Os Juízes de Hitler e o Eco da Impunidade
Li o livro “Todos São Nazis” de Helmut Ortner e é impossível ficar indiferente. Não apenas pelo horror que revela, mas pela forma como nos obriga a reflectir sobre a facilidade com que a justiça se pode confundir com o poder político.
Ortner conduz-nos pelas sombras do pós-guerra e expõe como tantos que serviram o regime nazi — juízes, médicos, procuradores, guardas dos campos de concentração, entre outros — escaparam, em grande parte, às consequências dos seus crimes.

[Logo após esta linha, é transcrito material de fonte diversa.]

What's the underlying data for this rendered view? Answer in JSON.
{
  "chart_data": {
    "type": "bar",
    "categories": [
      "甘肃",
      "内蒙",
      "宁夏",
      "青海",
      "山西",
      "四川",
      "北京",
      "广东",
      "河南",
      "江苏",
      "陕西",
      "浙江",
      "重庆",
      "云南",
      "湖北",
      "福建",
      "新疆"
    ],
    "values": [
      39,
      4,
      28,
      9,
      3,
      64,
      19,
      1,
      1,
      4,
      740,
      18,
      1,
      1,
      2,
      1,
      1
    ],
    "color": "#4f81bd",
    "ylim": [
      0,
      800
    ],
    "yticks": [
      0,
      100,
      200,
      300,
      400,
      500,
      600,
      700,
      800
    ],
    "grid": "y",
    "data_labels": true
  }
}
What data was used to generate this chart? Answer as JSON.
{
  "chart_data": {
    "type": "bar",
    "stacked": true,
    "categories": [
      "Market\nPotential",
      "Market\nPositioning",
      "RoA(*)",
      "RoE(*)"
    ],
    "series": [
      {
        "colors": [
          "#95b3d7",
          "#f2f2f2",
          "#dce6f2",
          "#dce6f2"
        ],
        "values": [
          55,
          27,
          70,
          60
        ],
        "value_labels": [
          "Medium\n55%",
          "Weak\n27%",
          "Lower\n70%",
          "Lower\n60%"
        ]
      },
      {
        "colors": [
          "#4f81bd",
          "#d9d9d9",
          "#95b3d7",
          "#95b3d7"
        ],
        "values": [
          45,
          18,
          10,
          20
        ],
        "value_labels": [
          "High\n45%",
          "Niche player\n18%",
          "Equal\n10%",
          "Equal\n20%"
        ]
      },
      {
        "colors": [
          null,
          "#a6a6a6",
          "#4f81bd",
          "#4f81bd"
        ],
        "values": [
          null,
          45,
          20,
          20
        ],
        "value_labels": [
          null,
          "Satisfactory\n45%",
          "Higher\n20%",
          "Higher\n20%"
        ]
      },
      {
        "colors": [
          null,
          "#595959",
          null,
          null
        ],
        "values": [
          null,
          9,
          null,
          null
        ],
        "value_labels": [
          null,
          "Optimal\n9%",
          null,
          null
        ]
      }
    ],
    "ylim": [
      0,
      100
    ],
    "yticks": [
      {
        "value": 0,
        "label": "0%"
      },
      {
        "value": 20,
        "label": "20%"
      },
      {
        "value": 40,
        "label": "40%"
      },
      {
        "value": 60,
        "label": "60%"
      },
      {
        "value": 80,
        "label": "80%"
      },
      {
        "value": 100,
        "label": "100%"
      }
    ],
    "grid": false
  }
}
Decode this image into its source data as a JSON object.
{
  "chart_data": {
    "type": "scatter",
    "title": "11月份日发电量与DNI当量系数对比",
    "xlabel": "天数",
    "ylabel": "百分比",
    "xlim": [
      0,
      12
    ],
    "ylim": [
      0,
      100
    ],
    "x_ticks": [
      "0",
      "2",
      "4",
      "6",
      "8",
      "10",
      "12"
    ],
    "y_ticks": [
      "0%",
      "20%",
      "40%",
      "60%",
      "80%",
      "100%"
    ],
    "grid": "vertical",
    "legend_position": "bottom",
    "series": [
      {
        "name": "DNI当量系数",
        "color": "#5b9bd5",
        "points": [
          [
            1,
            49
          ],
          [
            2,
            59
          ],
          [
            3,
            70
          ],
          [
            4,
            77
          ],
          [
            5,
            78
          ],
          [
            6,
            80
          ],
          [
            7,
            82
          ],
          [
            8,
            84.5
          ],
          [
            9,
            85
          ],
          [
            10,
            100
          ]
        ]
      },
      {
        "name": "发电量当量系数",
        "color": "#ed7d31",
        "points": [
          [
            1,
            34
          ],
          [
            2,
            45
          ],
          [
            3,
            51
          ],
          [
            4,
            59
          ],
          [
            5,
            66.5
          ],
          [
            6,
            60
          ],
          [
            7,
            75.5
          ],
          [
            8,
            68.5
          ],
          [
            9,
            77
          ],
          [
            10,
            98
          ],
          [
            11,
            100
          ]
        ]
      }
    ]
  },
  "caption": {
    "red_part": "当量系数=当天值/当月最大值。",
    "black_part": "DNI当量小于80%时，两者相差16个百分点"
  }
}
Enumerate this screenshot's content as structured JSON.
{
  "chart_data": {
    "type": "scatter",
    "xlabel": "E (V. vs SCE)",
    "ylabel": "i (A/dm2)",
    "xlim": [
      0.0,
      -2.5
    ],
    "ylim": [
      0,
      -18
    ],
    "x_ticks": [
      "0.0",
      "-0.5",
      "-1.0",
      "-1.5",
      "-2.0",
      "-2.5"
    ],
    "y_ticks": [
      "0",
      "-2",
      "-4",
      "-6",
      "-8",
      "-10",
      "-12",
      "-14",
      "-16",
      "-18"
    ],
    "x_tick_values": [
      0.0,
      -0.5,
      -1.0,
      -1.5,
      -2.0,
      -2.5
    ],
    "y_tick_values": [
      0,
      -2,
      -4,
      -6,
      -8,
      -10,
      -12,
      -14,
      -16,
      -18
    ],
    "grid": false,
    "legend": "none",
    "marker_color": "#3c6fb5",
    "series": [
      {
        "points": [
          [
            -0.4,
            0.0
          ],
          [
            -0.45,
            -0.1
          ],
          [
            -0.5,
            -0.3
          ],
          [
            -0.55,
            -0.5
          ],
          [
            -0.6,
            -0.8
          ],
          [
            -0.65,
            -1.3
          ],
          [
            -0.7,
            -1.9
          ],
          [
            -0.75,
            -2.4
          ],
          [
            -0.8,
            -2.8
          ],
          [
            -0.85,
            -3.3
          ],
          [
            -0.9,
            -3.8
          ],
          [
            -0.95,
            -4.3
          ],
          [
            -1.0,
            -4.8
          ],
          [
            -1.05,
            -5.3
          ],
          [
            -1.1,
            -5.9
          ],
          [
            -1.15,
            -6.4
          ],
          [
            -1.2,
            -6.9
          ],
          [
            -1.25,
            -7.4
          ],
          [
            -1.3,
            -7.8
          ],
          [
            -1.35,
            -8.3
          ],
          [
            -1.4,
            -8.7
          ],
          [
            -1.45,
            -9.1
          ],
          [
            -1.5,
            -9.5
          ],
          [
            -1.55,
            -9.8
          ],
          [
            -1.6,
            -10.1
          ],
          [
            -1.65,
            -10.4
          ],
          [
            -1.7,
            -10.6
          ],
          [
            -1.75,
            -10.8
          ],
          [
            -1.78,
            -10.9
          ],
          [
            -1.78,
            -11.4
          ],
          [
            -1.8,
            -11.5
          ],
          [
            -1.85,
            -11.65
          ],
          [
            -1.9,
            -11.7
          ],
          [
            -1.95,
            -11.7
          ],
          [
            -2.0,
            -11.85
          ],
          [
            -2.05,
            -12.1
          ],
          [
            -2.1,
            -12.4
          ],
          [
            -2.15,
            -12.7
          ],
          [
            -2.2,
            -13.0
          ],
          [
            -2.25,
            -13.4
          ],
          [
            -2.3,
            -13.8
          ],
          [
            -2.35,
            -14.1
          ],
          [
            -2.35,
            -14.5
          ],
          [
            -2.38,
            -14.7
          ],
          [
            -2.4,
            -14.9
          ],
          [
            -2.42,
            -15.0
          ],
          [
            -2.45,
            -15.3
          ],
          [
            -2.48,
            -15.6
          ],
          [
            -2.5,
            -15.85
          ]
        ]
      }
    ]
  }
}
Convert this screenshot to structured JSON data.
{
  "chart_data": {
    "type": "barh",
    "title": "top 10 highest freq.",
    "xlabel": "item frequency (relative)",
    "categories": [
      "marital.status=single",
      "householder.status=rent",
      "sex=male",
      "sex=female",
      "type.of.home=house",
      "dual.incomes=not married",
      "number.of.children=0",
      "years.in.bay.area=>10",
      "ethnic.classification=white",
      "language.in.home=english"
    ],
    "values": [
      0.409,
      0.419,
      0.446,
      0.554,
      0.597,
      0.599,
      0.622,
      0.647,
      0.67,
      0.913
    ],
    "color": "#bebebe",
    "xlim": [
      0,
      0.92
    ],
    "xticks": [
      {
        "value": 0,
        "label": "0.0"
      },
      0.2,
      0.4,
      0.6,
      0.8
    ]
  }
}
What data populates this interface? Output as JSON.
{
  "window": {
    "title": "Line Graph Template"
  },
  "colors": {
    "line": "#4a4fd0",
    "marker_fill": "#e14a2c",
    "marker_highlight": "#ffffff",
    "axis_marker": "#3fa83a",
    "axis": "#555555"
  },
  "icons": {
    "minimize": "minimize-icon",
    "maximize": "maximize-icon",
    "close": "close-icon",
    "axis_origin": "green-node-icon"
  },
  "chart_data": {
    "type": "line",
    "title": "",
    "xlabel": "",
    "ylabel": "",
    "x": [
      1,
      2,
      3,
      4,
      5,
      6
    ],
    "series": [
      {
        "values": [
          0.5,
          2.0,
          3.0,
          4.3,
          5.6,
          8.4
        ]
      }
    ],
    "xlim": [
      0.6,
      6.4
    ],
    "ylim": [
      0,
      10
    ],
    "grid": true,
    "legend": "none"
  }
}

O autor apresenta casos concretos de magistrados que condenaram à morte cidadãos inocentes apenas por ousarem criticar Hitler, e de guardas que mataram sem remorso, por prazer ou por obediência cega.
O mais perturbador é o que se seguiu: muitos desses homens foram recompensados com cargos de prestígio no Estado e nas universidades, como se as suas acções criminosas fossem actos meritórios do passado. Alguns receberam generosas indemnizações por terem estado presos — ao contrário de algumas vítimas do regime nazi, que recuperaram apenas migalhas.
Cidadãos e movimentos cívicos exigiram justiça, mas foram ignorados. As autoridades — políticas e judiciais obstaculizavam os julgamentos ou garantiam absolvições.
A impunidade venceu.
No entanto, a leitura deste livro deixa uma pergunta que não se esgota na Alemanha.
E em Portugal?
Quantos governantes, quantos juízes, quantos agentes da PIDE, quantos militares e informadores foram realmente condenados a penas de prisão efectiva?
Alguém pagou pelos crimes cometidos em nome de um regime que também oprimiu, torturou e matou?
Também por cá, preferimos o silêncio conveniente à memória justa.